XXVI. Assistez rarement aux grands festins.

XXVII. Dormez le temps nécessaire.

XXVIII. Soyez fidèle à votre serment

XXIX. Usez sobrement du vin.

XXX. Combattez pour votre patrie.

XXXI. Ne croyez rien inconsidérément.

XXXII. Prenez conseil de vous-même.

XXXIII. Fuyez les femmes de mauvaise vie.

XXXIV. Etudiez les belles-lettres.

XXXV. Ne mentez jamais.

XXXVI. Obligez les gens de bien.

XXXVII. Ne soyez pas médisant.

XXXVIII. Soyez soigneux de votre réputation.

XXXIX. Jugez selon l’équité.

XL. Usez de patience envers vos parents

XLI. N’oubliez jamais un bienfait reçu.

XLII. Ne vous moquez pas des malheureux.

XLIII. Ne soyez pas étranger à la jurisprudence.

XLIV. Pratiquez la vertu.

XLV. Réprimez votre colère.

XLVI. Jouez au cerceau.

XLVII. Fuyez les jeux de hasard.

XLVIII. N’usez jamais de la raison du plus fort.

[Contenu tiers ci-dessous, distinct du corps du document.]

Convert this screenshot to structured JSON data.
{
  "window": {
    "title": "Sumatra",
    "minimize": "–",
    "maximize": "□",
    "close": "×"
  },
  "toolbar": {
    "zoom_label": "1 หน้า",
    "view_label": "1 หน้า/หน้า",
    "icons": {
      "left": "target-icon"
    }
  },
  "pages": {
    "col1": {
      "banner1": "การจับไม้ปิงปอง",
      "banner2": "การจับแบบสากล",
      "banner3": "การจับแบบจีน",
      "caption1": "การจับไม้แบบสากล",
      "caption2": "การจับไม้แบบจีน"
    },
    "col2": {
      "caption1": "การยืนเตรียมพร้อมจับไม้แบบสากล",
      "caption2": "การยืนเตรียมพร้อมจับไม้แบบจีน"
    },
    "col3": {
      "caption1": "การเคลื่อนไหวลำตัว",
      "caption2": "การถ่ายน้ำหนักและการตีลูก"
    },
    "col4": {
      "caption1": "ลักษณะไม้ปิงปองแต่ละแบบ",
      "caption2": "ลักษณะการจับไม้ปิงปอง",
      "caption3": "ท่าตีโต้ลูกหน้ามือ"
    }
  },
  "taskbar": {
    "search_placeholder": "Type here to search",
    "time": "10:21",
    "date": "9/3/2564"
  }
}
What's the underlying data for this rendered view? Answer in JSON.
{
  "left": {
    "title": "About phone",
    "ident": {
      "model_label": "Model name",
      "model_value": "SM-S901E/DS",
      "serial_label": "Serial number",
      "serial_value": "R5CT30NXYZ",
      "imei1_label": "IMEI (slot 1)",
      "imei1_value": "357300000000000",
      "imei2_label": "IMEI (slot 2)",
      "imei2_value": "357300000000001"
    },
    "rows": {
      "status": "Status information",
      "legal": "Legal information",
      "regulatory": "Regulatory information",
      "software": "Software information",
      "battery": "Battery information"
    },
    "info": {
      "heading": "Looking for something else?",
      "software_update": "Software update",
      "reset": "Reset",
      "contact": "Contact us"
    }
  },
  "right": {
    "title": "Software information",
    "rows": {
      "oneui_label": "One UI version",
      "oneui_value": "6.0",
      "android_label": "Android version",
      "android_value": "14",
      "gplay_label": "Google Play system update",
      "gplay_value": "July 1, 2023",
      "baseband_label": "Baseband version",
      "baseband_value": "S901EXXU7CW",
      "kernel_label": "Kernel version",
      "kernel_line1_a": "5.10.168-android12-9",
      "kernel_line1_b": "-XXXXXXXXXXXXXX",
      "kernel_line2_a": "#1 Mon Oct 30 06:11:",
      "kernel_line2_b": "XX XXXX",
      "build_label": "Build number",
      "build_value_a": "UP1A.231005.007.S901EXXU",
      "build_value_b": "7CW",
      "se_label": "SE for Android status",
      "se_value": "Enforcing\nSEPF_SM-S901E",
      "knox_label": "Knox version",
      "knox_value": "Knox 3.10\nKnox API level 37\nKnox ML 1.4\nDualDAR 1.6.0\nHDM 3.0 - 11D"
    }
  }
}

XLIX. Ne méprisez pas un plus petit que vous.

L. Ne convoitez pas le bien d’autrui.

LI. Aimez votre épouse.

LII. Instruisez vos enfants.

LIII. Subissez la loi faite par vous-même.

LIV. Parlez peu dans un repas.

LV. Attachez-vous à ne faire que ce qui est juste.

LVI. Soyez indulgent pour ceux qui vous aiment.